The CCC, which has been advocating on behalf of former MF Global customers since shortly after the firm filed for bankruptcy on Oct. 31, 2011 pulled no punches in this broad report, which calls for, among other things, the creation of a customer protection fund, forced separation of dually registered broker-dealer (BD)/future commission merchants (FCMs), ending the distinction between segregated and secured funds, bankruptcy reforms and reforms in how bankruptcy trustees are selected.
The report states, “Without adequate changes to the regulatory regime governing FCMs, another MF Global-sized failure is not only possible, it is probable.”
It point out that half of the 116 FCMs reporting to the Commodity Futures Trading Commission (CFTC) as of March 2012, are dually registered as BDs and account for nearly 91% of all the customer property held by FCMs. And 80% of that property is concentrated in the top 10 firms, nine of which are publically traded. The report suggests this concentration in firms that are dually registered presents systemic risk.
It points out that those nine publically traded firms received 60% of the financial assistance, not including central banks, from the Fed during the 2008-09 financial crisis. “Some have criticized the effort for a policy response from Congress to the MF Global bankruptcy on the grounds that we do not need to extend bailouts to commodity brokers. The reality is that the biggest commodity brokers have already been bailed out,” the report concludes.

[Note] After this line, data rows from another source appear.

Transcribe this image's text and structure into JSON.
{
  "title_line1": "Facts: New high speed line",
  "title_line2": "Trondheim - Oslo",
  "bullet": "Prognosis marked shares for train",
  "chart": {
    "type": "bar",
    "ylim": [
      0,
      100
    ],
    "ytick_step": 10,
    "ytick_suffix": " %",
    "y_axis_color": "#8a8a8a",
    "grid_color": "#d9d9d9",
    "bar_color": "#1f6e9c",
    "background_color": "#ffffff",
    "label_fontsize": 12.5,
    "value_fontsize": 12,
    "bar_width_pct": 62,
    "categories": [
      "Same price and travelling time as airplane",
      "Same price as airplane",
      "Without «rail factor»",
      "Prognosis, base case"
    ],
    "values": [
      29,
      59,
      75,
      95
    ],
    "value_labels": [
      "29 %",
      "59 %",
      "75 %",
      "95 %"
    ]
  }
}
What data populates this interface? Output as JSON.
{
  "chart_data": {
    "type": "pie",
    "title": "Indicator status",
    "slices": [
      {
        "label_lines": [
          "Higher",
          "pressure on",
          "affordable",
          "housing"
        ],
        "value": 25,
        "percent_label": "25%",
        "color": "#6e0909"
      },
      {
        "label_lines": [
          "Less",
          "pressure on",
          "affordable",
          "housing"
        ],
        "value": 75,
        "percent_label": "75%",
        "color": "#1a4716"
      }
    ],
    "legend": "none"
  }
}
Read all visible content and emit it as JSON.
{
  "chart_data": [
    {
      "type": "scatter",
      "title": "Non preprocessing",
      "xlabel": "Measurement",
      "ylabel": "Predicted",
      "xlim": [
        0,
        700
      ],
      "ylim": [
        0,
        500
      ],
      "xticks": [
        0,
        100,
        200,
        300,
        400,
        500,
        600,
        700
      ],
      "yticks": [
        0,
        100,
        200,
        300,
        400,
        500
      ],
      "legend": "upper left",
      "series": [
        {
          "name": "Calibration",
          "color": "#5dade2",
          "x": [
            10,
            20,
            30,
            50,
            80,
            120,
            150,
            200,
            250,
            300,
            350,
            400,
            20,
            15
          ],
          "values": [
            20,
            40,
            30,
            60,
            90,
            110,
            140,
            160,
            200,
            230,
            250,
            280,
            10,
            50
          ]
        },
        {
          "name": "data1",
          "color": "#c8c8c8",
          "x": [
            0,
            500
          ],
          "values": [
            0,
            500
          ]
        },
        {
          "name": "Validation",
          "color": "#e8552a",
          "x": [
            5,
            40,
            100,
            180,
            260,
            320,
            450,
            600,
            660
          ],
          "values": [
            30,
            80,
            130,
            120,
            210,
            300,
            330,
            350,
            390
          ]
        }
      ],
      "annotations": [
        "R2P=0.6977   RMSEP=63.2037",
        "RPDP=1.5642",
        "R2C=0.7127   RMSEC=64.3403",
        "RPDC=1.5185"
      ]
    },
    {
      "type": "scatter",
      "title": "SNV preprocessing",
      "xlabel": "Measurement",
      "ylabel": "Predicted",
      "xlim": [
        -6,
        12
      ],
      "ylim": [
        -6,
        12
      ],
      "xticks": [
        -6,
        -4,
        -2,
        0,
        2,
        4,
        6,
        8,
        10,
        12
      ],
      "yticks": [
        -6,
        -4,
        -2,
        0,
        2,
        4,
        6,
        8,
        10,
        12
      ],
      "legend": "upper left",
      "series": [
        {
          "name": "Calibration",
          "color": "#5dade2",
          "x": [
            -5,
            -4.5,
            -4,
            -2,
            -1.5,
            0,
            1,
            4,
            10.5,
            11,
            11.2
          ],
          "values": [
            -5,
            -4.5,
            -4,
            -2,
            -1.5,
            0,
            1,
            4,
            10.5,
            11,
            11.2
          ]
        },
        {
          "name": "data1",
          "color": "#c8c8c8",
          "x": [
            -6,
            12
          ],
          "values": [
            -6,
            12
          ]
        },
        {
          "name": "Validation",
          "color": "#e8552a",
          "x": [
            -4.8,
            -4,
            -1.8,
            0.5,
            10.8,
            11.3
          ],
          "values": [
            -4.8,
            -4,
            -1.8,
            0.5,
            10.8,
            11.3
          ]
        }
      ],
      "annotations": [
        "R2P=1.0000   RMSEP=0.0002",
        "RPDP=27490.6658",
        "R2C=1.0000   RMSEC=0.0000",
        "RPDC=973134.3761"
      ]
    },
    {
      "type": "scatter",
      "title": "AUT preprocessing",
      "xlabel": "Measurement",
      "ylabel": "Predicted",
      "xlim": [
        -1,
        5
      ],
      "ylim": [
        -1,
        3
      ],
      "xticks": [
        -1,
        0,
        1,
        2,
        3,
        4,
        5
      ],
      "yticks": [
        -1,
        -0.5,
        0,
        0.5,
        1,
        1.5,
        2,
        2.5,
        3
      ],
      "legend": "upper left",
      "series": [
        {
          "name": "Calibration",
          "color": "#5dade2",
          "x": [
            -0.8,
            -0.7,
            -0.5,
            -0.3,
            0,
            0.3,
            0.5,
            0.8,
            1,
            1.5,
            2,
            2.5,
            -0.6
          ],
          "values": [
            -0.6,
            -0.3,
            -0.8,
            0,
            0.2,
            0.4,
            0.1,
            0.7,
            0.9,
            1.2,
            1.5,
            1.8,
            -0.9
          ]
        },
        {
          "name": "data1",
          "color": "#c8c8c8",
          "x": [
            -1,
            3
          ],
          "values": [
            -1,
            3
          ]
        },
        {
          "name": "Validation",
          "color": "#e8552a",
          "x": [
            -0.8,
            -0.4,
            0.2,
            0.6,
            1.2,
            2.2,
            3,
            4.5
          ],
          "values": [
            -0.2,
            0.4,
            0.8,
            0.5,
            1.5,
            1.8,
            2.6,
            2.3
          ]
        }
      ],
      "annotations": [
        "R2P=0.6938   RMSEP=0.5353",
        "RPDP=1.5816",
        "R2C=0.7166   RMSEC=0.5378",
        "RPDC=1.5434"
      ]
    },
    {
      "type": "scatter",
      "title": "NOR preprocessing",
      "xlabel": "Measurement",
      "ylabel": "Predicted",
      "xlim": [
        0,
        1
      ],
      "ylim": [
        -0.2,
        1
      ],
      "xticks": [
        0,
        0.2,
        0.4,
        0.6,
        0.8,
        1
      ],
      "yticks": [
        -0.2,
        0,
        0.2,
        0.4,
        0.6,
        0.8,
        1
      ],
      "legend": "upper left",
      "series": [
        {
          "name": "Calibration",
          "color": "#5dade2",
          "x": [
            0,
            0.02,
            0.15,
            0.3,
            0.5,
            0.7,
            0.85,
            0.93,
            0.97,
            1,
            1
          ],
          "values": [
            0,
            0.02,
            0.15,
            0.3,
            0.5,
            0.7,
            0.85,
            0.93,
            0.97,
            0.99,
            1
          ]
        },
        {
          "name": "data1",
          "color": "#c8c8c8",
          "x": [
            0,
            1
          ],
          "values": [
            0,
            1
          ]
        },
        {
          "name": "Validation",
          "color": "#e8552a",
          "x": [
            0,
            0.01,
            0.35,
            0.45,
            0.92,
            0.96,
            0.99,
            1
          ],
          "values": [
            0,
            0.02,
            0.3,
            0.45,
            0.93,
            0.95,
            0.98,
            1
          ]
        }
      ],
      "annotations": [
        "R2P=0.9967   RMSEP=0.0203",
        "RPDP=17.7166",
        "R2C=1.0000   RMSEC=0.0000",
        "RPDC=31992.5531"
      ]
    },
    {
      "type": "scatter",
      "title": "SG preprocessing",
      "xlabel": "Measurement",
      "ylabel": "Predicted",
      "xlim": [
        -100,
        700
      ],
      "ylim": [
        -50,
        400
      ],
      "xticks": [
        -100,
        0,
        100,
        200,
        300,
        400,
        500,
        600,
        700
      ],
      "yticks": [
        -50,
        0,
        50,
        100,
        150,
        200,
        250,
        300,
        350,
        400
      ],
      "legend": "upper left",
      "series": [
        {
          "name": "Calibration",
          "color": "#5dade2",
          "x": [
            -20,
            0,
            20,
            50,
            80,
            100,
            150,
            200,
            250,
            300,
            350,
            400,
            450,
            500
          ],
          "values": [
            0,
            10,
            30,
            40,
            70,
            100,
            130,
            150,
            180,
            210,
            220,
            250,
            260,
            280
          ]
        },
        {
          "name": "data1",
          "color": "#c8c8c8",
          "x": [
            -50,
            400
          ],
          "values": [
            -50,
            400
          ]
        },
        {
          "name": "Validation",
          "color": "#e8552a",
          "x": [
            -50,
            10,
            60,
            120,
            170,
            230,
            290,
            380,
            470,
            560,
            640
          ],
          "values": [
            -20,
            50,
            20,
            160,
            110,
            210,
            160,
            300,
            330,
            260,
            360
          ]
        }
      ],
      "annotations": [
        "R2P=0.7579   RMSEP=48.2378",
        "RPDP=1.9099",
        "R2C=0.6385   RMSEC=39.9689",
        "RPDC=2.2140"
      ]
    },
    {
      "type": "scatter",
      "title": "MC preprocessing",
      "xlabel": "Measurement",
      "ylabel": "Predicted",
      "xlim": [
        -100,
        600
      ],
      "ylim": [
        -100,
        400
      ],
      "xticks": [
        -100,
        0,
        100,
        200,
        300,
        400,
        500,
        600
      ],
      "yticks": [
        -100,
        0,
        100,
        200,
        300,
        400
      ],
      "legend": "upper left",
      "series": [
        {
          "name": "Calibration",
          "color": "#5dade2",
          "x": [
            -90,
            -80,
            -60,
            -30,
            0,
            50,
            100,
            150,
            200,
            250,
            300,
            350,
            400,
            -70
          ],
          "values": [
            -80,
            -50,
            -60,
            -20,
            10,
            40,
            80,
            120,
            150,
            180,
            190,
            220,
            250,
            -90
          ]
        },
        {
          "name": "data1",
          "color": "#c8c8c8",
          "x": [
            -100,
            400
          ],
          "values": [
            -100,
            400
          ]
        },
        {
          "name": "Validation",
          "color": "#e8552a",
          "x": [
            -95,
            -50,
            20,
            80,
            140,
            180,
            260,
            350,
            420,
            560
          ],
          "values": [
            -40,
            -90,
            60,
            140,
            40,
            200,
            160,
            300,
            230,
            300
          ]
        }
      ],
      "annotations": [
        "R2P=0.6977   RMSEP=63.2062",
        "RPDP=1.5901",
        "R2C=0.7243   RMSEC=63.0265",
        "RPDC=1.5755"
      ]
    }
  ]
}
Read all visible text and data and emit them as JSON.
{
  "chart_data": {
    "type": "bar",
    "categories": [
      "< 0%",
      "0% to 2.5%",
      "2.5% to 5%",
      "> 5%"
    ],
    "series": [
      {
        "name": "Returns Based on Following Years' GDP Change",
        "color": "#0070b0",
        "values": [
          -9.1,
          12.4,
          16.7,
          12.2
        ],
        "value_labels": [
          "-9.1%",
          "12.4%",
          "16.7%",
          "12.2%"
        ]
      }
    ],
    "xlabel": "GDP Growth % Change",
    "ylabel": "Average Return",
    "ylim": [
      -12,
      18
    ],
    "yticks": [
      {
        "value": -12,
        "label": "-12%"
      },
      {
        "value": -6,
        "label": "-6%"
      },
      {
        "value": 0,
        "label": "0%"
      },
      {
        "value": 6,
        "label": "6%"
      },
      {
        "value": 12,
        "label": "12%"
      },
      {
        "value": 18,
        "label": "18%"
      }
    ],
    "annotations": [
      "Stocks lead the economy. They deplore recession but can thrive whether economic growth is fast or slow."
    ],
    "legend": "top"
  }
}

The report also is highly critical of the inherent conflicts with dually registered BD/FCMs. It points out that in both MF Global and Lehman’s cases, BD/FCMs were actively using segregated customer property held at their FCM to facilitate operations. “JPMorgan was a custodian of customer funds for both Lehman and MF Global. In both instances, JP Morgan withheld funds it knew or should have known belonged to customers,” the report claims adding, “JPMorgan was extending credit on the value of Lehman’s customers’ money for 22 months with impunity. Only after Lehman collapsed and JPMorgan tried to keep the property of Lehman’s customers did regulators uncover violations.”
It says a forced separation “would simplify and preserve the priority of classes in bankruptcy for each separate entity” and “would stop the wholesale raiding of customer property by a liquidity-stressed BD/FCM.”
On the bankruptcy side, it recommends establishing a legal right for customer representation on creditors’ committees in FCM Chapter 11 cases, preventing the application of Safe Harbor provisions in cases where customer segregated money is involved and applying market forces to determine attorney and trustee fees in bankruptcy proceedings.
In its summary the CCC states, “MF Global’s failure has shattered that notion and exposed tremendous shortcomings in the system designed to protect customer assets. For this reason, the collapse of MF Global deserves a robust policy response which amends the existing regulatory structure and contemplates new mechanisms in order to strengthen the safeguards which protect customer property.”
To emphasize this, it points out that the amount of excess customer funds held at FCMs has dropped considerably in the last year.